Akagi Yu, Seki Tomohisa, Kawazoe Yoshimasa, Takiguchi Toru, Ohe Kazuhiko
Department of Biomedical Informatics, Graduate School of Medicine, The University of Tokyo, Japan.
AMIA Annu Symp Proc. 2025 May 22;2024:124-133. eCollection 2024.
Advancements in artificial intelligence propelled the implementation of general-purpose multitasking agents called foundation models. However, it has been challenging for foundation models to handle structured longitudinal medical data due to the mixed data types and variable timestamps in these data. Acquiring large training data is another obstacle. This study proposes a generative foundation model to manage patient trajectory data of variable lengths with mixed data types (categorical and continuous variables). Additionally, we propose a data pipeline to supply real-world data large enough to support foundation models. We locally obtained a large clinical dataset with a reproducible data pipeline scheme that leveraged a national HL7 message standard. Our trained model acquired the ability to suggest clinically relevant medical concepts and continuous variables for general purposes. The model also synthesized a database of more than 10,000 realistic patient trajectories. Our results suggest promising future downstream clinical applications of the foundation model.

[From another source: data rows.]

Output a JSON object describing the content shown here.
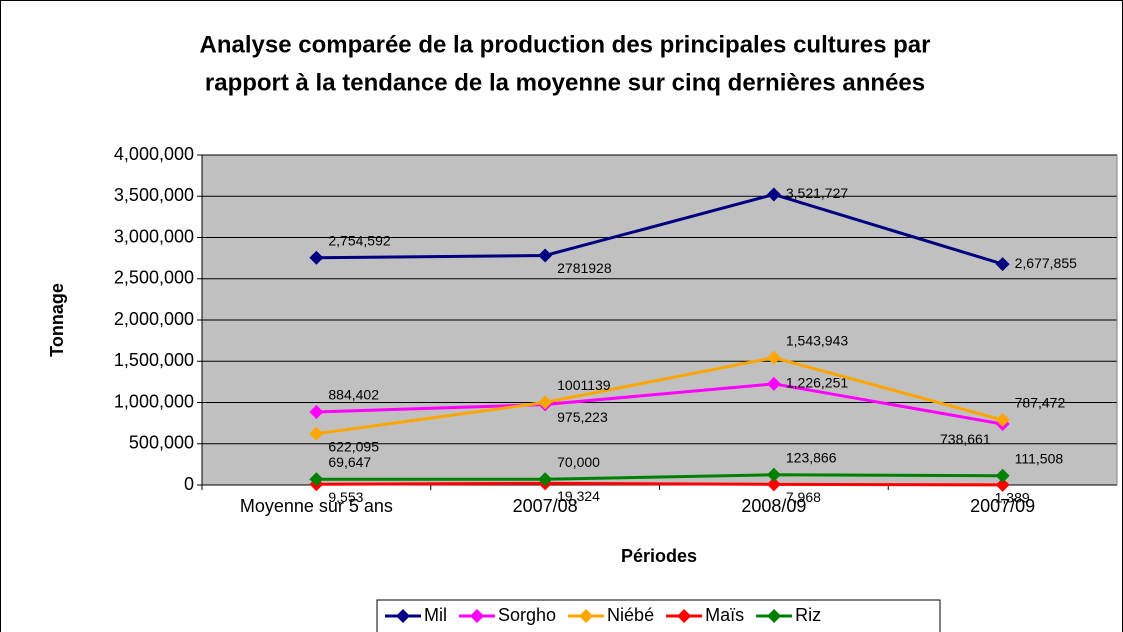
{
  "chart_data": {
    "type": "line",
    "title": [
      "Analyse comparée  de la production des principales cultures par",
      "rapport à la tendance de la moyenne sur cinq dernières années"
    ],
    "x_label": "Périodes",
    "y_label": "Tonnage",
    "categories": [
      "Moyenne sur 5 ans",
      "2007/08",
      "2008/09",
      "2007/09"
    ],
    "ylim": [
      0,
      4000000
    ],
    "yticks": [
      0,
      {
        "value": 500000,
        "label": "500,000"
      },
      {
        "value": 1000000,
        "label": "1,000,000"
      },
      {
        "value": 1500000,
        "label": "1,500,000"
      },
      {
        "value": 2000000,
        "label": "2,000,000"
      },
      {
        "value": 2500000,
        "label": "2,500,000"
      },
      {
        "value": 3000000,
        "label": "3,000,000"
      },
      {
        "value": 3500000,
        "label": "3,500,000"
      },
      {
        "value": 4000000,
        "label": "4,000,000"
      }
    ],
    "grid": true,
    "legend": "bottom",
    "series": [
      {
        "name": "Mil",
        "color": "#000080",
        "values": [
          2754592,
          2781928,
          3521727,
          2677855
        ],
        "value_labels": [
          "2,754,592",
          "2781928",
          "3,521,727",
          "2,677,855"
        ]
      },
      {
        "name": "Sorgho",
        "color": "#ff00ff",
        "values": [
          884402,
          975223,
          1226251,
          738661
        ],
        "value_labels": [
          "884,402",
          "975,223",
          "1,226,251",
          "738,661"
        ]
      },
      {
        "name": "Niébé",
        "color": "#ffa500",
        "values": [
          622095,
          1001139,
          1543943,
          787472
        ],
        "value_labels": [
          "622,095",
          "1001139",
          "1,543,943",
          "787,472"
        ]
      },
      {
        "name": "Maïs",
        "color": "#ff0000",
        "values": [
          9553,
          19324,
          7968,
          1389
        ],
        "value_labels": [
          "9,553",
          "19,324",
          "7,968",
          "1,389"
        ]
      },
      {
        "name": "Riz",
        "color": "#008000",
        "values": [
          69647,
          70000,
          123866,
          111508
        ],
        "value_labels": [
          "69,647",
          "70,000",
          "123,866",
          "111,508"
        ]
      }
    ]
  }
}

人工智能的进步推动了名为基础模型的通用多任务代理的实施。然而,由于这些数据中的数据类型混合和时间戳可变,基础模型处理结构化纵向医学数据一直具有挑战性。获取大量训练数据是另一个障碍。本研究提出了一种生成式基础模型,用于管理具有混合数据类型(分类变量和连续变量)的可变长度患者轨迹数据。此外,我们还提出了一种数据管道,以提供足够大的真实世界数据来支持基础模型。我们通过利用国家HL7消息标准的可重复数据管道方案在本地获得了一个大型临床数据集。我们训练的模型获得了为一般目的建议临床相关医学概念和连续变量的能力。该模型还合成了一个包含10000多个真实患者轨迹的数据库。我们的结果表明基础模型在未来的下游临床应用前景广阔。